‘Companion’ Movie Review: Don’t Let Anyone Spoil This Darkly Clever Genre Hybrid
Photo from IMDb
From Jeremy Kibler
Don’t watch the second trailer. Don’t even look at the poster. Marketing helps with getting butts in seats, but it can also ruin the surprises in store. Fortunately, writer-director Drew Hancock’s feature debut Companion doesn’t hang everything on its first major reveal, but you may be envious of those who get to go into this sharply executed romantic comedy-turned-sci-fi horror thriller completely blind.
After meeting cute near an orange display in a grocery store, Josh (Jack Quaid) and Iris (Sophie Thatcher) are madly in love and ready to put their relationship to the test. They go on a weekend getaway with Josh’s friends in a vacation house owned by Sergey (Rupert Friend), the married Russian sugar-daddy boyfriend to Josh’s bitchy friend Kat (Megan Suri). Iris is a little nervous at first, but Josh tells her to “just smile and act happy.” There’s tension and then things get really violent.
The offbeat tone throughout Companion is set from the start, as Iris spoils the end of her and Josh’s love story in voice-over narration. Boy meets girl in the supermarket, boy invites girl to a cabin with friends, boy tries to control girl, and girl turns out to…let’s stop right there. What can be said is that the film has something to say about autonomy and toxic relationships with a deliciously dark bent. Companion is reminiscent of several other movies—and listing off any of them would be a betrayal to the viewer in their own discovery—but it is its own smart, stylish, funny, disturbing, wildly unpredictable package.
Finding her niche in the horror genre with a killer emotive face and calming voice, Sophie Thatcher (Heretic) is superb as Iris, navigating every nuance and layer of a woman who finally takes control of herself. One can’t help but root for Iris to finally grow into her power and pit her intelligence against the fragile male ego. Between this and Scream (2022), Jack Quaid is perfect at pivoting between playing Josh as an amiable boyfriend and the absolute worst. Rounding out the rest of the cast, Megan Suri mainly gets to be prickly as Kat, but Harvey Guillén and Lukas Gage are both hilarious and adorable, bringing surprising amounts of heart and pathos to their relationship as Eli and Patrick.

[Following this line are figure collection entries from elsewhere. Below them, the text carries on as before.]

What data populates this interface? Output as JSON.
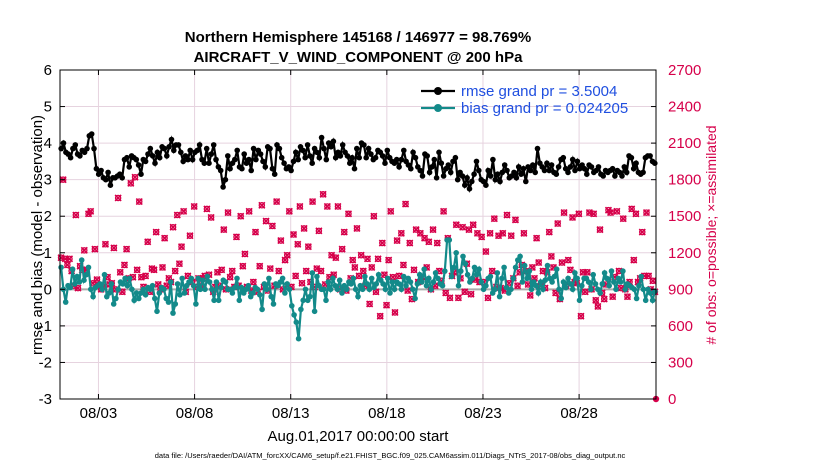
{
  "chart_data": {
    "type": "line",
    "title": "Northern Hemisphere 145168 / 146977 = 98.769%",
    "subtitle": "AIRCRAFT_V_WIND_COMPONENT @ 200 hPa",
    "xlabel": "Aug.01,2017 00:00:00 start",
    "ylabel": "rmse and bias (model - observation)",
    "ylabel_right": "# of obs: o=possible; ×=assimilated",
    "ylim": [
      -3,
      6
    ],
    "ylim_right": [
      0,
      2700
    ],
    "y_ticks": [
      "-3",
      "-2",
      "-1",
      "0",
      "1",
      "2",
      "3",
      "4",
      "5",
      "6"
    ],
    "y_ticks_right": [
      "0",
      "300",
      "600",
      "900",
      "1200",
      "1500",
      "1800",
      "2100",
      "2400",
      "2700"
    ],
    "x_ticks": [
      "08/03",
      "08/08",
      "08/13",
      "08/18",
      "08/23",
      "08/28"
    ],
    "x_tick_days": [
      3,
      8,
      13,
      18,
      23,
      28
    ],
    "x_range_days": [
      1.0,
      32.0
    ],
    "footnote": "data file: /Users/raeder/DAI/ATM_forcXX/CAM6_setup/f.e21.FHIST_BGC.f09_025.CAM6assim.011/Diags_NTrS_2017-08/obs_diag_output.nc",
    "legend": [
      "rmse grand pr = 3.5004",
      "bias grand pr = 0.024205"
    ],
    "colors": {
      "rmse": "#000000",
      "bias": "#138a8a",
      "obs": "#d6004a",
      "zero": "#aaaaaa",
      "grid": "#e6d3df"
    },
    "series": [
      {
        "name": "rmse",
        "values": [
          3.85,
          4.0,
          3.75,
          3.7,
          3.6,
          3.85,
          3.95,
          3.7,
          3.65,
          3.8,
          3.75,
          3.85,
          4.2,
          4.25,
          3.85,
          3.3,
          3.15,
          3.25,
          3.05,
          3.0,
          3.2,
          2.85,
          3.05,
          3.05,
          3.1,
          3.15,
          3.05,
          3.55,
          3.6,
          3.35,
          3.65,
          3.6,
          3.55,
          3.4,
          3.15,
          3.55,
          3.5,
          3.7,
          3.85,
          3.65,
          3.45,
          3.75,
          3.6,
          3.9,
          3.85,
          3.65,
          3.9,
          4.1,
          3.8,
          3.95,
          3.95,
          3.75,
          3.5,
          3.65,
          3.55,
          3.8,
          3.55,
          3.75,
          3.8,
          3.95,
          3.55,
          3.45,
          3.85,
          3.45,
          3.7,
          3.95,
          3.55,
          3.35,
          3.25,
          2.8,
          3.0,
          3.65,
          3.3,
          3.45,
          3.55,
          3.8,
          3.35,
          3.3,
          3.7,
          3.45,
          3.55,
          3.25,
          3.85,
          3.55,
          3.8,
          3.7,
          3.5,
          3.35,
          3.9,
          3.85,
          3.3,
          3.15,
          3.95,
          3.85,
          3.6,
          3.45,
          3.3,
          3.35,
          3.25,
          3.5,
          3.75,
          3.55,
          3.9,
          3.8,
          3.6,
          3.95,
          3.65,
          3.45,
          3.85,
          3.75,
          3.6,
          4.15,
          3.85,
          3.55,
          4.0,
          3.9,
          4.05,
          3.6,
          3.75,
          3.65,
          3.95,
          3.75,
          3.65,
          3.45,
          3.6,
          3.3,
          3.85,
          3.6,
          4.0,
          3.95,
          3.6,
          3.85,
          3.7,
          3.55,
          3.6,
          3.8,
          3.75,
          3.65,
          3.45,
          3.8,
          3.6,
          3.5,
          3.45,
          3.55,
          3.35,
          3.55,
          3.8,
          3.5,
          3.4,
          3.3,
          3.75,
          3.6,
          3.35,
          3.25,
          3.1,
          3.7,
          3.65,
          3.2,
          3.35,
          3.55,
          3.05,
          3.75,
          3.45,
          3.1,
          3.3,
          3.4,
          3.2,
          3.5,
          3.6,
          3.0,
          3.2,
          3.1,
          2.85,
          3.05,
          2.75,
          2.95,
          3.15,
          3.5,
          3.25,
          3.0,
          2.95,
          2.85,
          3.25,
          3.1,
          3.55,
          3.0,
          3.15,
          2.95,
          3.2,
          3.4,
          3.25,
          3.05,
          3.1,
          3.2,
          3.05,
          3.35,
          3.15,
          3.3,
          2.95,
          3.35,
          3.25,
          3.4,
          3.2,
          3.85,
          3.45,
          3.35,
          3.25,
          3.45,
          3.25,
          3.4,
          3.2,
          3.15,
          3.35,
          3.55,
          3.6,
          3.3,
          3.2,
          3.35,
          3.55,
          3.25,
          3.5,
          3.3,
          3.4,
          3.3,
          3.15,
          3.4,
          3.35,
          3.2,
          3.25,
          3.35,
          3.15,
          3.1,
          3.25,
          3.2,
          3.25,
          3.3,
          3.1,
          3.25,
          3.2,
          3.1,
          3.35,
          3.2,
          3.65,
          3.6,
          3.3,
          3.45,
          3.2,
          3.15,
          3.2,
          3.6,
          3.65,
          3.65,
          3.5,
          3.45
        ]
      },
      {
        "name": "bias",
        "values": [
          0.6,
          0.0,
          -0.35,
          0.1,
          0.05,
          0.55,
          0.15,
          0.35,
          0.2,
          0.8,
          0.25,
          0.4,
          0.6,
          0.0,
          -0.2,
          0.05,
          0.1,
          0.15,
          0.0,
          0.4,
          -0.2,
          -0.1,
          0.15,
          -0.4,
          -0.25,
          0.0,
          0.2,
          0.15,
          0.3,
          0.1,
          0.3,
          0.0,
          -0.3,
          -0.1,
          -0.25,
          -0.1,
          0.0,
          -0.15,
          0.05,
          0.0,
          0.1,
          -0.25,
          -0.6,
          -0.1,
          0.05,
          0.0,
          -0.25,
          -0.35,
          0.2,
          -0.65,
          -0.4,
          0.15,
          -0.15,
          0.3,
          -0.1,
          0.1,
          0.2,
          0.3,
          0.1,
          -0.4,
          0.3,
          0.0,
          0.25,
          0.0,
          0.35,
          0.2,
          0.0,
          -0.3,
          0.2,
          -0.3,
          0.05,
          0.25,
          0.2,
          0.0,
          0.0,
          -0.1,
          0.05,
          0.3,
          -0.3,
          0.05,
          -0.1,
          0.0,
          0.1,
          -0.2,
          -0.1,
          0.05,
          0.0,
          -0.15,
          -0.55,
          0.15,
          0.0,
          0.3,
          -0.2,
          -0.4,
          0.15,
          0.1,
          0.2,
          0.3,
          -0.1,
          0.15,
          0.0,
          -0.45,
          -0.7,
          -0.9,
          -1.35,
          -0.55,
          -0.3,
          0.0,
          -0.3,
          -0.2,
          0.45,
          -0.6,
          0.35,
          0.1,
          0.0,
          0.0,
          -0.3,
          0.2,
          0.0,
          0.3,
          0.1,
          0.0,
          0.25,
          -0.1,
          0.1,
          0.0,
          0.2,
          0.15,
          0.3,
          0.0,
          -0.2,
          0.1,
          0.0,
          0.35,
          0.15,
          0.0,
          0.3,
          0.05,
          0.15,
          0.4,
          0.25,
          0.15,
          0.0,
          0.3,
          -0.1,
          0.2,
          0.0,
          0.2,
          0.15,
          0.0,
          0.35,
          0.1,
          0.3,
          0.2,
          0.0,
          -0.25,
          0.15,
          0.4,
          0.2,
          0.55,
          0.1,
          0.3,
          0.0,
          0.2,
          0.45,
          0.3,
          0.15,
          0.1,
          0.5,
          1.35,
          1.35,
          0.35,
          0.6,
          1.0,
          0.1,
          0.5,
          0.9,
          0.7,
          0.4,
          0.2,
          0.3,
          0.6,
          0.4,
          0.55,
          0.2,
          0.0,
          0.1,
          0.3,
          0.35,
          -0.1,
          0.0,
          0.45,
          -0.2,
          0.3,
          0.6,
          0.05,
          -0.1,
          0.0,
          0.3,
          0.6,
          0.8,
          0.9,
          0.2,
          0.65,
          0.3,
          0.5,
          0.0,
          0.2,
          0.1,
          -0.1,
          0.2,
          0.0,
          0.25,
          0.65,
          0.3,
          0.2,
          0.35,
          0.55,
          0.0,
          -0.25,
          0.2,
          0.05,
          0.3,
          0.15,
          0.0,
          0.45,
          0.3,
          -0.3,
          0.1,
          0.3,
          0.3,
          0.2,
          0.0,
          0.4,
          0.15,
          0.0,
          -0.1,
          0.15,
          0.45,
          0.3,
          0.1,
          0.5,
          0.2,
          0.0,
          0.3,
          0.2,
          0.5,
          0.0,
          0.15,
          0.1,
          0.05,
          0.0,
          -0.25,
          0.1,
          0.35,
          0.0,
          -0.3,
          0.0,
          -0.1,
          -0.3,
          -0.05
        ]
      },
      {
        "name": "obs",
        "values": [
          1160,
          1800,
          1150,
          1100,
          1150,
          1050,
          930,
          1510,
          910,
          1090,
          1060,
          1220,
          1060,
          1520,
          1540,
          950,
          1230,
          980,
          930,
          900,
          920,
          1270,
          1000,
          940,
          950,
          1240,
          900,
          1650,
          1040,
          880,
          1100,
          1230,
          990,
          1770,
          1000,
          1820,
          1060,
          1620,
          1000,
          920,
          1010,
          1290,
          880,
          1070,
          1060,
          1370,
          940,
          900,
          1080,
          1320,
          930,
          990,
          960,
          1410,
          1050,
          1510,
          1110,
          1250,
          1540,
          880,
          1010,
          1340,
          960,
          1580,
          920,
          990,
          930,
          990,
          1010,
          1560,
          1020,
          1490,
          880,
          920,
          1040,
          930,
          1060,
          1390,
          900,
          1530,
          1000,
          1050,
          920,
          1330,
          930,
          1500,
          1090,
          1190,
          920,
          1540,
          890,
          960,
          1370,
          880,
          1090,
          1590,
          920,
          1460,
          890,
          1070,
          1420,
          930,
          1620,
          1050,
          1300,
          900,
          1140,
          1180,
          1540,
          920,
          1350,
          1010,
          1270,
          1580,
          950,
          1400,
          1050,
          1250,
          960,
          1620,
          920,
          1070,
          1380,
          1050,
          1680,
          940,
          1580,
          1000,
          1180,
          1020,
          1160,
          1580,
          900,
          1230,
          1370,
          890,
          1520,
          990,
          1140,
          1080,
          1400,
          1010,
          1180,
          1050,
          930,
          1150,
          780,
          1080,
          1500,
          880,
          1150,
          680,
          1280,
          1020,
          770,
          1140,
          1540,
          1000,
          710,
          1300,
          1010,
          1360,
          1100,
          1600,
          890,
          1280,
          820,
          1060,
          1390,
          960,
          1360,
          1000,
          1320,
          1080,
          1290,
          900,
          1390,
          930,
          1280,
          1050,
          970,
          1540,
          870,
          1320,
          830,
          1010,
          1040,
          1430,
          830,
          990,
          1410,
          880,
          1110,
          1390,
          860,
          1430,
          980,
          1360,
          960,
          1330,
          960,
          1210,
          830,
          1360,
          1050,
          1480,
          920,
          1340,
          910,
          1360,
          890,
          1510,
          950,
          1340,
          990,
          1470,
          930,
          1040,
          1100,
          1360,
          1050,
          940,
          850,
          1080,
          990,
          1320,
          1120,
          930,
          1050,
          910,
          1040,
          1370,
          1170,
          1080,
          870,
          1440,
          820,
          1120,
          1530,
          930,
          1140,
          1060,
          1490,
          960,
          950,
          1520,
          680,
          1040,
          880,
          1040,
          1530,
          900,
          1520,
          810,
          760,
          1390,
          870,
          820,
          940,
          1550,
          1530,
          840,
          1000,
          1540,
          1050,
          910,
          1480,
          900,
          840,
          960,
          1560,
          1140,
          1520,
          960,
          990,
          1370,
          1010,
          1530,
          1010,
          900,
          970,
          880
        ]
      }
    ]
  }
}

A tone-bending genre treat with ideas on its mind, Companion keeps surprising even after its corker of a twist (and there’s even a twist on an electric wine opener). Writer-director Drew Hancock’s script is deviously clever and so tightly plotted that it fills in every gap we assume the film might make. Besides a needless wraparound voice-over, this is a confidently made film in every department.
Costume designer Vanessa Porter does splendid work, particularly with Iris’ retro ‘60s-style wardrobe, and production designer Scott Kuzio makes subtly modern but not-too-futuristic touches with the sleek “cabin” and the surrounding forest. Inviting us with a false sense of security, forgotten ‘80s jam “Boy” by Book of Love makes for an infectious dance party when Iris initially blends with Josh’s friend group. There are also two hilarious music choices, one by the Goo Goo Dolls and the other being Paul Russell’s “Lil Boo Thang” in a recurring meet-cute montage.
There are only so many stories to tell, and Companion manages to always zig when you expect it to zag. It’s one of the more original date movies that could make things awkward or teach your date how to act.
Rating: 4.5/5
Companion is currently playing in theaters.